Project 2 is a play for radio 4. It's a two hander and I have a nearly first draft in the bag. But the draft is baggy. Far too long (over 45 mins and I've not written the ending yet!).

Project 3 is something I'm really fired up about. Which is classic because it's the one thing I haven't yet received a penny for grin. I'm writing a novel and screen play side by side. I'm in talks with a production company in the states, who usually buy books/ideas and use their own people to turn them into scripts. But I stood my ground and have refused (at this stage) to hand it over. I want to write both...

butterfly133 Mon 15-Jun-15 19:09:46

TheWordFactory, it sounds like you've achieved what I wanted to achieve - you've become quite prolific and make your whole living from writing? I did want that, in my 20s, but then did jobs with loads of overtime and stuff to raise a deposit, so didn't even get started on trying to write till my 30s.

I don't regret it. I have met a few people who have given up jobs and what not, or who are in trouble with their partner, because they took time off to write and it came to naught, so while I did consider that, I finally thought consistent income was more important.

if you don't mind me asking, how does it work out if you write the play and the script - I presume it's better money than if you just handed over the rights? But I'm not sure because I know someone who handed over her rights to her novel for £20k (to a British film company) and I thought that was good, but have no clue what they would have paid her to do the script.

Obviously just ignore me if I am being far too nosey.

TheWordFactory Mon 15-Jun-15 20:48:18

I didn't write my first novel until I was in my 30s either! So don't worry.

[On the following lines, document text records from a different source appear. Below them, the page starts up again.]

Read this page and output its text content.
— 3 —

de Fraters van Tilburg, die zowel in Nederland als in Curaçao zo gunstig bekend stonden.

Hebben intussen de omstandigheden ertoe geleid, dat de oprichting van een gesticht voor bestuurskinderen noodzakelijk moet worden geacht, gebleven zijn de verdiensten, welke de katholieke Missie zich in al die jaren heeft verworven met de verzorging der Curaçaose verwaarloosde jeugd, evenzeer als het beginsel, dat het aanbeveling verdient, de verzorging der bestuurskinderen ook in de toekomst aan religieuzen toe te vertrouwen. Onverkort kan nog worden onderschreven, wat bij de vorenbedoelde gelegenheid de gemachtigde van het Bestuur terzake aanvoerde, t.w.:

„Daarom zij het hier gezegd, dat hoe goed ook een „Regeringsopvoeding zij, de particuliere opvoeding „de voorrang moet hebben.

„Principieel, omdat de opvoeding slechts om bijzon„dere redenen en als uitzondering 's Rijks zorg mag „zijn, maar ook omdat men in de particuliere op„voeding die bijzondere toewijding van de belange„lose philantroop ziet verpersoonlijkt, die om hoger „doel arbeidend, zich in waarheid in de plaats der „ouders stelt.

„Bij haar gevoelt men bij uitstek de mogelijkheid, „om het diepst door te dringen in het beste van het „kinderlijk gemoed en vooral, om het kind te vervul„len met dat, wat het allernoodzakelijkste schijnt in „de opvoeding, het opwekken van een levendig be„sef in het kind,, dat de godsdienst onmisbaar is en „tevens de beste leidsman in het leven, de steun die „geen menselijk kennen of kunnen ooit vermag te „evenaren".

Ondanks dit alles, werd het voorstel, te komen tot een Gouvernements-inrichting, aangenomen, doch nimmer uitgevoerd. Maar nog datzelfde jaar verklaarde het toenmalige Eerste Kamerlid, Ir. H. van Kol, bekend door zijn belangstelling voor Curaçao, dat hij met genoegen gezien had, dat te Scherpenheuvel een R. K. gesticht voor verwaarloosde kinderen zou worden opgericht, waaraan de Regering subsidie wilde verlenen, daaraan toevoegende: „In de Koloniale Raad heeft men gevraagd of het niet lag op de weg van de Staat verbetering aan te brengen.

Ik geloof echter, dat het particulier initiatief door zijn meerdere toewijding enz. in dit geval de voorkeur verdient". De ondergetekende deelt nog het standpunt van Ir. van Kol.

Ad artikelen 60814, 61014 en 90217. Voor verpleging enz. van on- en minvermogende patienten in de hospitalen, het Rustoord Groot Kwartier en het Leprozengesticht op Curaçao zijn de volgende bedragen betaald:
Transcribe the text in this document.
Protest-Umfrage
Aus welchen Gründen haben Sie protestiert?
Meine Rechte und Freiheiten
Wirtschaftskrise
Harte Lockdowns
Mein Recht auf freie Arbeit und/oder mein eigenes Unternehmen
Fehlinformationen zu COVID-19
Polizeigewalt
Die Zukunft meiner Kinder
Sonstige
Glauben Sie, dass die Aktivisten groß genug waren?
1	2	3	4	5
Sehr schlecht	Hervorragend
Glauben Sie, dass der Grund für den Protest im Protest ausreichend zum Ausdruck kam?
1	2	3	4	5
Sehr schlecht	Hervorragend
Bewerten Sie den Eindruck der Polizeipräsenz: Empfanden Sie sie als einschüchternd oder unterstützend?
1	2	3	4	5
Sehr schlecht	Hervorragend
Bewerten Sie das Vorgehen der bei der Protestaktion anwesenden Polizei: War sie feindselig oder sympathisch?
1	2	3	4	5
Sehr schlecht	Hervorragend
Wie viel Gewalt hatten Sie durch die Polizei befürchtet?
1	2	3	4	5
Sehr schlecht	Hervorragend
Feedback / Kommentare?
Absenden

With regards to film/telly rights, usually what happens is an author sells an option to a production company.

The money is often not as much as most people think.

With the American thing, I don't want to do that. Partly due to money (I'll get much more if they buy my script) but also to do with wanting to break into that market and wanting to keep some semblance of creative control over the project. I mean, I realise that they can still severely tamper with the idea but at least I'd be involved, whereas once you've sold your option to a novel, there really is fuck all you can do about what they turn it into (unless you're JK Rowling or the 50 Shades woman).